Oíd mortales, que el cielo se me vuelve celeste y blanco,
no es pintura: es un latido que me empuja y no lo arranco,
la calle tiene memoria, cada esquina guarda un canto,
y en el sol de la bandera arde el pueblo que levanto.
Sol que grita patria… y en mi pecho nunca es llanto.
No es tela lo que flamea, es la historia hecha latido,
son las manos de los viejos sosteniendo lo vivido,
es el mate compartido, el abrazo en lo sencillo,
la cultura que resiste con orgullo encendido.
Argentina en cada gesto… lo eterno de lo sentido.
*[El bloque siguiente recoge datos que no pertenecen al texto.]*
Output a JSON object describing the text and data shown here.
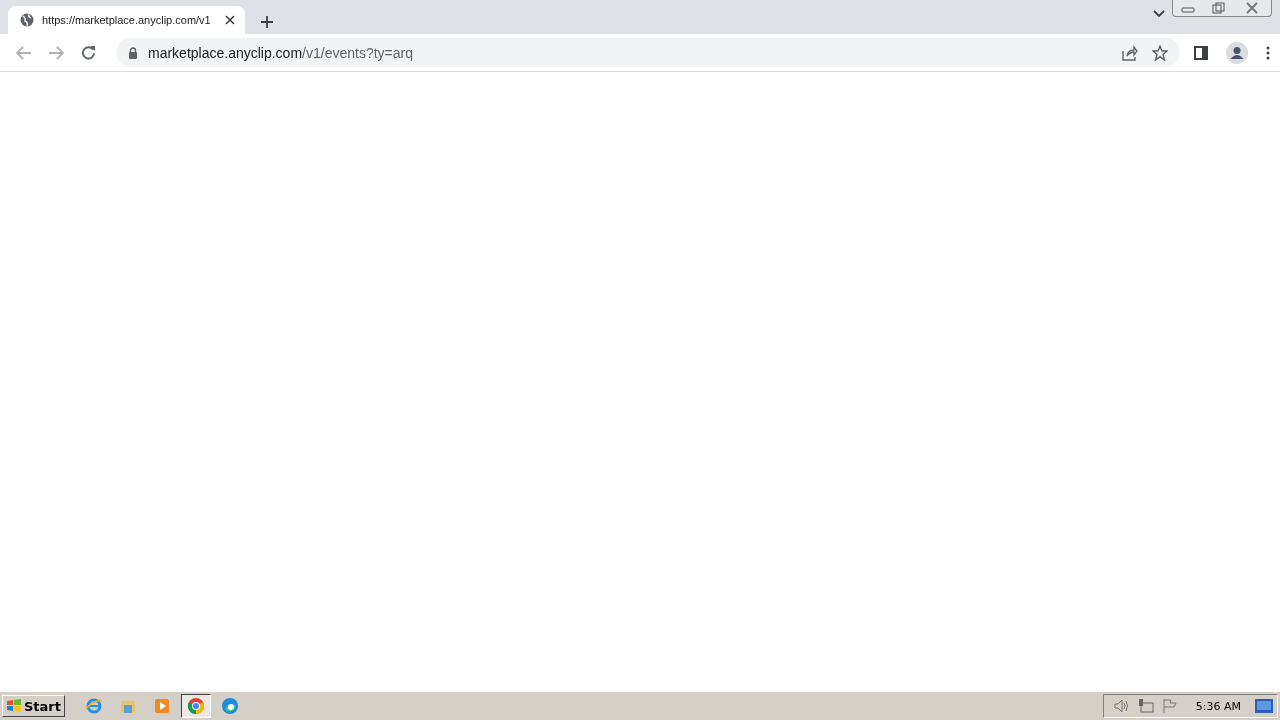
{
  "tabs": [
    {
      "title": "https://marketplace.anyclip.com/v1",
      "selected": true
    }
  ],
  "address_bar": {
    "host": "marketplace.anyclip.com",
    "path": "/v1/events?ty=arq"
  },
  "taskbar": {
    "start": "Start",
    "apps": [
      {
        "kind": "ie",
        "selected": false
      },
      {
        "kind": "explorer",
        "selected": false
      },
      {
        "kind": "media",
        "selected": false
      },
      {
        "kind": "chrome",
        "selected": true
      },
      {
        "kind": "edge",
        "selected": false
      }
    ],
    "clock": "5:36 AM"
  }
}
El pasado fue coraje, fue dolor y fue bandera,
fue promesa en voz de fuego defendiendo lo que era,
pero hoy sigue en cada paso, en la lucha verdadera,
en el pueblo que se alza sin rendirse a la espera.
Oíd mortales… la patria no se muere, se supera.
El presente es esta sangre que no sabe de rendirse,
es la voz de cada barrio que no deja de decirse,
que el amor por esta tierra no se aprende ni se escribe,
se respira, se defiende, se levanta y se describe.
Sol que grita patria… lo que el alma no prohíbe.
Y el futuro es esta llama que no piensa apagarse,
es la fe de nuevas manos que se animan a abrazarse,
con la historia como guía y el coraje de encontrarse,
en un mismo sentimiento que no deja de expandirse.
Bandera viva… lo que el tiempo no puede borrarse.